Pucino v. Tofany

60 Misc. 2d 778 | N.Y. Sup. Ct. | 1969

W. Vincent Grady, J.

This is an article 78 proceeding to set aside a revocation of petitioner’s motor vehicle operator’s license.

On March 21, 1969, petitioner was arrested and charged with driving while intoxicated in the City of Beacon. He refused to submit to a chemical test. A motor vehicle hearing was held at which the arresting officer testified that he advised the petitioner that if he refused to submit to a chemical test for intoxication, his license might be suspended.

The referee found that the police officer did not say ‘ ‘ revoked ’ ’ nor did he add that action would be taken even if the charge for which he was arrested would be dismissed; nevertheless, the petitioner’s license was .revoked by the hearing officer for his refusal to submit to a chemical test.

It is petitioner’s contention that there was a failure to comply with the following provision of subdivision 1 of section 1194 of the Vehicle and Traffic Law which was added by chapter 85 of the Laws of 1968: “ No license, permit or non-resident operating privilege shall be revoked because of a refusal to submit to such chemical test if the hearing officer is satisfied that the .person requested to submit to such chemical test had not been warned prior to such refusal to the effect that a refusal to sub*779mit to such chemical test may result in the revocation of his license or operating privilege whether or not he is found guilty of the charge for which he was arrested.”

The only interpretation of this new provision which research has disclosed is by Mr. Justice Michael E. Sweeney in Matter of Harrington v. Tofany (59 Misc 2d 197). In that case, the arresting officer informed the petitioner that his refusal to submit to a blood test might result in the revocation of his license, but he did not warn him that the revocation might result, whether or not he was found guilty of the charge of driving while intoxicated.

In granting petitioner’s motion to cancel and annul the determination revoking petitioner’s license, the court gave the following interpretation of the amendment to subdivision 1 of section 1194 of the Vehicle and Traffic Law: “ It is my opinion that an empirical examination of the statute as it read prior to October 1, 1968 motivated the Legislature to add the exhortatory language. The amendment provides for a specific warning to be given the operator in order to remove any misunderstanding as to the effect of his refusal to submit to the chemical test. The purpose of this new language is to clearly warn the driver that the mere refusal to take the prescribed test would be the cause of a revocation of his license, and that a subsequent conviction or dismissal of the charge of driving while intoxicated is immaterial. Prior to this change in the statute it is understandable that a driver might reasonably have assumed it was a conviction of the driving while intoxicated charge that controlled. Manifestly this amendment is for the benefit and protection of the driver. The language is clear and unambiguous, the warning contemplated mandatory and explicit. Anything less is fatal. This section must be strictly construed and applied. It was not so applied in the instant case.” (59 Misc 2d 197, 198-199.)

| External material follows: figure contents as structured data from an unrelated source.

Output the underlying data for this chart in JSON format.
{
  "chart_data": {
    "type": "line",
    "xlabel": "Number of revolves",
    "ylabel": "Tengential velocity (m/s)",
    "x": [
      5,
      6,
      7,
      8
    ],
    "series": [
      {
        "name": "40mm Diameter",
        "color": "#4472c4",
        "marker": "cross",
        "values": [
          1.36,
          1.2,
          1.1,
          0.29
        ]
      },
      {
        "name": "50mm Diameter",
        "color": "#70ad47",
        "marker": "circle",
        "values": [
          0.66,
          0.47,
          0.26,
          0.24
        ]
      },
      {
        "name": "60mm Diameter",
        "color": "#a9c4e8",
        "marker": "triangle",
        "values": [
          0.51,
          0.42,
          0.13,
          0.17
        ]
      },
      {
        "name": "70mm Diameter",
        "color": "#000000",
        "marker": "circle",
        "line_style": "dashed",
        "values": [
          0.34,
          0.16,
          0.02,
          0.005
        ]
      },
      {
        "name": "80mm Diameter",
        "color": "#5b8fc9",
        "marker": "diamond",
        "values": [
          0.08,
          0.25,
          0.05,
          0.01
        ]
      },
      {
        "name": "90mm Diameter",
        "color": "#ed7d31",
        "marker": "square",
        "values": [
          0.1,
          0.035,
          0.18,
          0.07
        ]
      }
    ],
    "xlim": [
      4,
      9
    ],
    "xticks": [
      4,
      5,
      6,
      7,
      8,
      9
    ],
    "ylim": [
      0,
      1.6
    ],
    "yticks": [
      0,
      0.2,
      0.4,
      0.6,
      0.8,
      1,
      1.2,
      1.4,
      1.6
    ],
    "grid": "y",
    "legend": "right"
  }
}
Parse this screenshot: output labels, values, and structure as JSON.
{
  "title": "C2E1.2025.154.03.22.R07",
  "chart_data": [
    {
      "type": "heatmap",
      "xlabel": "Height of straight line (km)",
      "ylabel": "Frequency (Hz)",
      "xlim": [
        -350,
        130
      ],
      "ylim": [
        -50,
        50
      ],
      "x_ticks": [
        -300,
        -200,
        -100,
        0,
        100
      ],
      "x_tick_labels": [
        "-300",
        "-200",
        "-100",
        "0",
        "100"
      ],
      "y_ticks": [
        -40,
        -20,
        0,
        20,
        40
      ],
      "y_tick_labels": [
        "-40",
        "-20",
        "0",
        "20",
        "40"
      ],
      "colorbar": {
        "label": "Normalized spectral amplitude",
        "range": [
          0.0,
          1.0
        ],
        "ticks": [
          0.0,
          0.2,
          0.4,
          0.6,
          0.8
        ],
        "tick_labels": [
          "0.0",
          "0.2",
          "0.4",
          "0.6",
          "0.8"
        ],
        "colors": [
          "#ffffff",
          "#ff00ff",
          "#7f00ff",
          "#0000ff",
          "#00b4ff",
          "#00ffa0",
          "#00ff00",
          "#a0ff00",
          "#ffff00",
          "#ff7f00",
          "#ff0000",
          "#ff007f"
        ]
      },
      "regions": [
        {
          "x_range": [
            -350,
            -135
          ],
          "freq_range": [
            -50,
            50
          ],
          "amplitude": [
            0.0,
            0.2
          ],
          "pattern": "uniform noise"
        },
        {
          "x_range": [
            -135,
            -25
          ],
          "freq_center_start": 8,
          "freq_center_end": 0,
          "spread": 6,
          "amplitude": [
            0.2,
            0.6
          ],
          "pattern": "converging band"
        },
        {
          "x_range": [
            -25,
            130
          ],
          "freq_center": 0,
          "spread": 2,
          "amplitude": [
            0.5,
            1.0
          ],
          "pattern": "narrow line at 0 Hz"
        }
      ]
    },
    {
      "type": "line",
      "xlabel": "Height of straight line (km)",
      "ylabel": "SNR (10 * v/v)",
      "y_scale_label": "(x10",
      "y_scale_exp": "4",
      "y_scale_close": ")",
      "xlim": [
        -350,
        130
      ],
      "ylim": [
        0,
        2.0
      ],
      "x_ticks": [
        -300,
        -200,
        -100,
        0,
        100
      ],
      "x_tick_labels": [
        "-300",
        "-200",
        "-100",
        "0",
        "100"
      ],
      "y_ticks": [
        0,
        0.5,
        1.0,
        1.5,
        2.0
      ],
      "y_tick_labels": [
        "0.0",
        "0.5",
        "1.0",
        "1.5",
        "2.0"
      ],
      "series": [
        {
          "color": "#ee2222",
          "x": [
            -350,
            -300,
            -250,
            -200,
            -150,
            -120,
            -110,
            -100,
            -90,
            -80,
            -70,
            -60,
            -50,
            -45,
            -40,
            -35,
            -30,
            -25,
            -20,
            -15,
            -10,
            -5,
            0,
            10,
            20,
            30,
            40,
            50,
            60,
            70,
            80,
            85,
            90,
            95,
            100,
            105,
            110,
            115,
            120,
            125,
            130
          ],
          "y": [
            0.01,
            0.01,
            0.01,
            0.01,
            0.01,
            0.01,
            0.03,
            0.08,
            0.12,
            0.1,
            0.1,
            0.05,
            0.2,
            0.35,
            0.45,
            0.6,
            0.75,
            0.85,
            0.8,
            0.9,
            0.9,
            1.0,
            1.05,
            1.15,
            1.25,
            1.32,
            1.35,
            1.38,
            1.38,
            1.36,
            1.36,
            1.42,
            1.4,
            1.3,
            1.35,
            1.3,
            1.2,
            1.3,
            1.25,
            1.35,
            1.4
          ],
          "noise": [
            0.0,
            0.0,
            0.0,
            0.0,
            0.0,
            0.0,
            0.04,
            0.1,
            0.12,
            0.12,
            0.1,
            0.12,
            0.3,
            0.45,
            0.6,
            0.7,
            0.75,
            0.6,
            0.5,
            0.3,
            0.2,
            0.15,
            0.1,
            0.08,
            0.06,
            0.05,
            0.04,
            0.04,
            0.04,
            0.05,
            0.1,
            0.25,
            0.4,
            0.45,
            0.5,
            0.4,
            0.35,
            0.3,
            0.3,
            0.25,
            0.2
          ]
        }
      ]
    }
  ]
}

The warning by the arresting officer in the Harrington case was much more explicit than that given by the police officer to the petitioner herein, yet the court held that warning insufficient. However, the respondent argues that section 1194 only requires a police officer to warn petitioner ‘ ‘ to the effect that a refusal to submit to such chemical test may result in tjie revocation of his license ” and that the warning as to suspension of a license, complies with this section. A suspension of a license is not the same as a revocation of a license. Under a suspension, a license is returned at the expiration of the term of the suspension. Under a revocation, a license is taken away completely for a fixed period of time and no new license can be obtained until *780approval is granted, which approval may be withheld (Vehicle and Traffic Law, § 510).

In view of the clear distinction in the consequences under section 510 of the Vehicle and Traffic Law between “ suspension ” and “revocation”, a warning that a person’s license may be suspended is not to the effect that his license may be revoked. The arresting officer having failed to comply with the warning prescribed by section 1194 of the Vehicle and Traffic Law, petitioner’s motion is granted and the respondent is directed to set aside the revocation of petitioner’s motor vehicle license and return said license to the petitioner.